For related articles and more information please visit OCA's information page for All Things Organic and our Save Organic Standards campaign page.

The National List of Allowed and Prohibited Substances details non-agricultural ingredients that are allowed to be used as ingredients in foods labeled organic or made with organic ingredients, and is reviewed every five years. It includes carrageenan and agar agar (both from seaweed), animal enzymes, mined calcium sulfate, and glucono delta lactone, among others.

The original thinking behind the establishment of a National List was that it would allow a wide range of USDA certified organic foods to come to market without being restricted by scarcity of minor ingredients.

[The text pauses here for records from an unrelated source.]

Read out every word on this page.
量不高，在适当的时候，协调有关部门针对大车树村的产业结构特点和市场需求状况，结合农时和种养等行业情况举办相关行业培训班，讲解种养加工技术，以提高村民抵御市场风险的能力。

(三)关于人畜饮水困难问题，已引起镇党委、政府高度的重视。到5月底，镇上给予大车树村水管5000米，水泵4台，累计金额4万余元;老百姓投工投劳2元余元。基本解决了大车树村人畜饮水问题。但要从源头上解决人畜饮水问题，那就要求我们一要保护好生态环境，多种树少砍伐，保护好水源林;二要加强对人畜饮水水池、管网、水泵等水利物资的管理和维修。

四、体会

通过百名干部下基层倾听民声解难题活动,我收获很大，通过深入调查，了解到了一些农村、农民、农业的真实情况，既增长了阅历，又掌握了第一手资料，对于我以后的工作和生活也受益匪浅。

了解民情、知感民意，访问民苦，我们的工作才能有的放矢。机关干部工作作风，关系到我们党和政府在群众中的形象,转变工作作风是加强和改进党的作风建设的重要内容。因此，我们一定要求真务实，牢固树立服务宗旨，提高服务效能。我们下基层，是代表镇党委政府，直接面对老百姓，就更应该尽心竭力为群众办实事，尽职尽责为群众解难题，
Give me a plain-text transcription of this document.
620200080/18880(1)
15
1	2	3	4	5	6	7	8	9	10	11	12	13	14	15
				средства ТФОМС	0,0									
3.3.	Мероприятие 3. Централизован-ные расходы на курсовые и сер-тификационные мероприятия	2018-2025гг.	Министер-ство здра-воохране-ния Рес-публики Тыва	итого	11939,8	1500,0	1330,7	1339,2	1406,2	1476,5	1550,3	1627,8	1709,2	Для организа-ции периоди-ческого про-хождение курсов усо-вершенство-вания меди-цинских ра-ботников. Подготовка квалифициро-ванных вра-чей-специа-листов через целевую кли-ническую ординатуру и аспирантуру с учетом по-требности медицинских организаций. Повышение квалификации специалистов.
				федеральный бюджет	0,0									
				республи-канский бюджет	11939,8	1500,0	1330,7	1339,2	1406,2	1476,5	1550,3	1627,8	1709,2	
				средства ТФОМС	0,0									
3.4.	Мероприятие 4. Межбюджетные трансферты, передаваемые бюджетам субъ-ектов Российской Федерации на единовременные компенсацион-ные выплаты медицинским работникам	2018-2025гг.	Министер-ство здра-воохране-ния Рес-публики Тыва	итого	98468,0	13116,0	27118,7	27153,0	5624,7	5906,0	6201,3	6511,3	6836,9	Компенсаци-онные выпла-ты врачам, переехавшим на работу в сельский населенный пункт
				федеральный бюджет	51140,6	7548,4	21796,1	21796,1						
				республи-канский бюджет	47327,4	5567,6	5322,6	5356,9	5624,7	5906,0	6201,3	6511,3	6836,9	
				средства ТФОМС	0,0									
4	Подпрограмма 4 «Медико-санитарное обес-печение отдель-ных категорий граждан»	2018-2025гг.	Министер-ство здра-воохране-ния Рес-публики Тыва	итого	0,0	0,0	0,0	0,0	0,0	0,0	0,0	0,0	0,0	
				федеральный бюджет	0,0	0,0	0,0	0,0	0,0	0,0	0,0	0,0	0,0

"The NOSB (National Organic Standards Board) and NOP (National Organic Program) assumed that handlers would benefit from a "market incentive" and inclusion in this section would "drive innovation" of organic alternatives," the paper's authors wrote. " The hope was that as the organic food industry grew, demand for these minor ingredients would also grow and organic options would become available."

However, this has not been the case. Even though the organic industry has greatly expanded since the implementation of the National Organic Program, only one ingredient - rice starch - has been completely removed from the National List.

"Collectively, the evidence of this study suggests that the current review and petition process is at best not supporting the development of organic alternatives and at worst may actually be an impediment," the authors wrote.

Their study examines the extent to which non-organically produced agricultural ingredients are used in organic foods, questioning whether the National List works in the way it was initially intended. The authors tapped into Mintel's Global New Products Database for 2008 and found 1,017 food and beverage launches containing organic ingredients. Of those, the researchers examined a final sample of 629 products with full ingredient information.